Concernant la Justice, le texte prévoit donc tout d’abord d’étendre les prérogatives de certains agents de l’administration pénitentiaire, afin de leur permettre d’exercer des missions de contrôle et de surveillance autour des établissements pénitentiaires. Cette mesure doit permettre de mieux lutter contre l’introduction illicite d’objets dans les prisons. Il y a dans cette disposition une logique d’efficacité et de complémentarité avec l’action des services de police et de gendarmerie dans la lutte contre ces actes de délinquance.

Par ailleurs, nous proposons d’élargir, à titre expérimental et pour trois ans, les missions de la protection judiciaire de la jeunesse, afin de lui permettre d’intervenir dans la prise en charge, au titre de l’assistance éducative, de certains mineurs, notamment ceux qui reviennent d’Irak ou de Syrie.

Le garde des sceaux aura bien sûr l’occasion de revenir sur ses dispositions.

Enfin, comme je l’ai dit, un article concerne le ministère de la Défense, portant sur le service militaire volontaire et visant à créer un statut spécifique combinant celui de militaire et celui de stagiaire de la formation professionnelle. Vos inquiétudes s’agissant de l’appellation de ce nouveau dispositif ont bien été entendues et le gouvernement veillera à la préservation de l’existant.

Pour conclure, je voudrais rapidement revenir sur ce que j’ai esquissé au début de mon intervention.
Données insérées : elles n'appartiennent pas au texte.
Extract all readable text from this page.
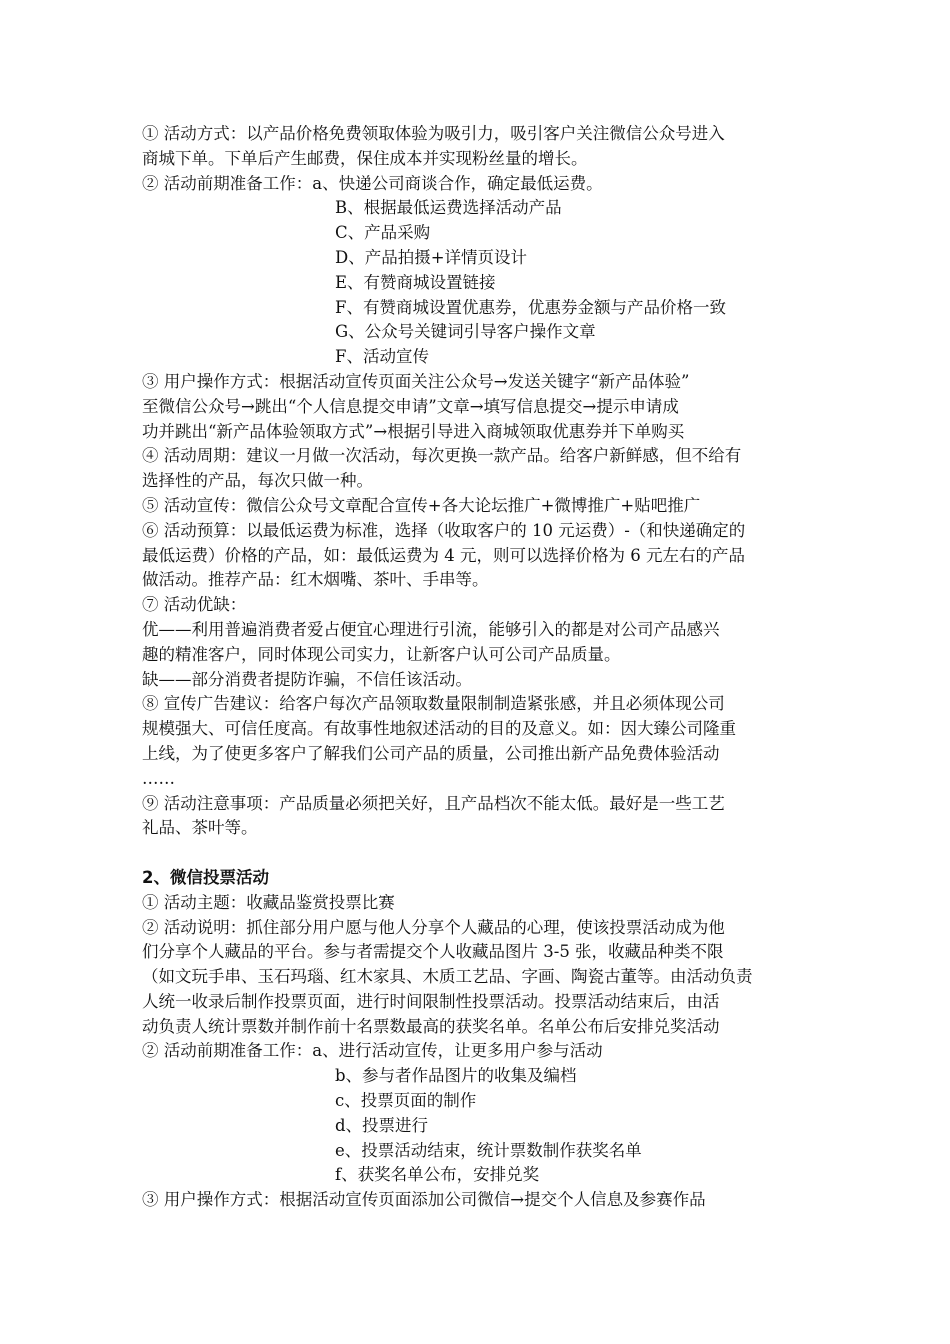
① 活动方式：以产品价格免费领取体验为吸引力，吸引客户关注微信公众号进入
商城下单。下单后产生邮费，保住成本并实现粉丝量的增长。
② 活动前期准备工作：a、快递公司商谈合作，确定最低运费。
B、根据最低运费选择活动产品
C、产品采购
D、产品拍摄+详情页设计
E、有赞商城设置链接
F、有赞商城设置优惠券，优惠券金额与产品价格一致
G、公众号关键词引导客户操作文章
F、活动宣传
③ 用户操作方式：根据活动宣传页面关注公众号→发送关键字“新产品体验”
至微信公众号→跳出“个人信息提交申请”文章→填写信息提交→提示申请成
功并跳出“新产品体验领取方式”→根据引导进入商城领取优惠券并下单购买
④ 活动周期：建议一月做一次活动，每次更换一款产品。给客户新鲜感，但不给有
选择性的产品，每次只做一种。
⑤ 活动宣传：微信公众号文章配合宣传+各大论坛推广+微博推广+贴吧推广
⑥ 活动预算：以最低运费为标准，选择（收取客户的 10 元运费）-（和快递确定的
最低运费）价格的产品，如：最低运费为 4 元，则可以选择价格为 6 元左右的产品
做活动。推荐产品：红木烟嘴、茶叶、手串等。
⑦ 活动优缺：
优——利用普遍消费者爱占便宜心理进行引流，能够引入的都是对公司产品感兴
趣的精准客户，同时体现公司实力，让新客户认可公司产品质量。
缺——部分消费者提防诈骗，不信任该活动。
⑧ 宣传广告建议：给客户每次产品领取数量限制制造紧张感，并且必须体现公司
规模强大、可信任度高。有故事性地叙述活动的目的及意义。如：因大臻公司隆重
上线，为了使更多客户了解我们公司产品的质量，公司推出新产品免费体验活动
……
⑨ 活动注意事项：产品质量必须把关好，且产品档次不能太低。最好是一些工艺
礼品、茶叶等。
2、微信投票活动
① 活动主题：收藏品鉴赏投票比赛
② 活动说明：抓住部分用户愿与他人分享个人藏品的心理，使该投票活动成为他
们分享个人藏品的平台。参与者需提交个人收藏品图片 3-5 张，收藏品种类不限
（如文玩手串、玉石玛瑙、红木家具、木质工艺品、字画、陶瓷古董等。由活动负责
人统一收录后制作投票页面，进行时间限制性投票活动。投票活动结束后，由活
动负责人统计票数并制作前十名票数最高的获奖名单。名单公布后安排兑奖活动
② 活动前期准备工作：a、进行活动宣传，让更多用户参与活动
b、参与者作品图片的收集及编档
c、投票页面的制作
d、投票进行
e、投票活动结束，统计票数制作获奖名单
f、获奖名单公布，安排兑奖
③ 用户操作方式：根据活动宣传页面添加公司微信→提交个人信息及参赛作品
Je le dis sans naïveté  - je connais les emballements politiques ! Je connais la facilité qu’il y a à utiliser les questions de sécurité pour se démarquer, pour cliver, et espérer grappiller des voix - mais je le dis, ici, ce soir, dans cet hémicycle, avec une certaine gravité et d’une manière un peu solennelle : je crois que nous pouvons dans notre pays bâtir un consensus républicain  autour de l’enjeu de la sécurité intérieure et sanctuariser ce que j’appelle « le socle de sécurité » nécessaire à notre pays dans les temps présents et pour les années qui viennent.

Je ne veux pas nier les différences d’approches qui existent entre nous et en particulier dans le type de réponse pénale qu’il s’agit d’apporter à certains faits mais je crois  - et je le redis ce quinquennat l’illustre d’une certaine manière, au delà du brouhaha médiatique – je crois que nous pouvons définir ensemble ce « socle de sécurité » nécessaire à notre pays, qui doit faire face à une menace durable, je le rappelle,  et une exigence de sécurité légitimement demandée par nos concitoyens. Sur le niveau des effectifs, sur les doctrines d’emploi, sur la nécessité d’un effort budgétaire soutenu pour rehausser le niveau des matériels et de fonctionnement des services, sur la stabilisation des structures du renseignement – j’y insiste- sur tous ces sujets et sur d’autres que je pourrais évoquer, nous devons pouvoir dégager un cadre commun et républicain.

Ce consensus républicain serait à même, en lui même, de conforter le travail des policiers et des gendarmes de France, comme ce texte se propose de le faire, comme je me propose de le faire, dans les semaines qui viennent.

Je vous remercie.

Discours de M. Bruno Le Roux, ministre de l’Intérieur, le mardi 7 février 2017 à l'Assemblée nationale.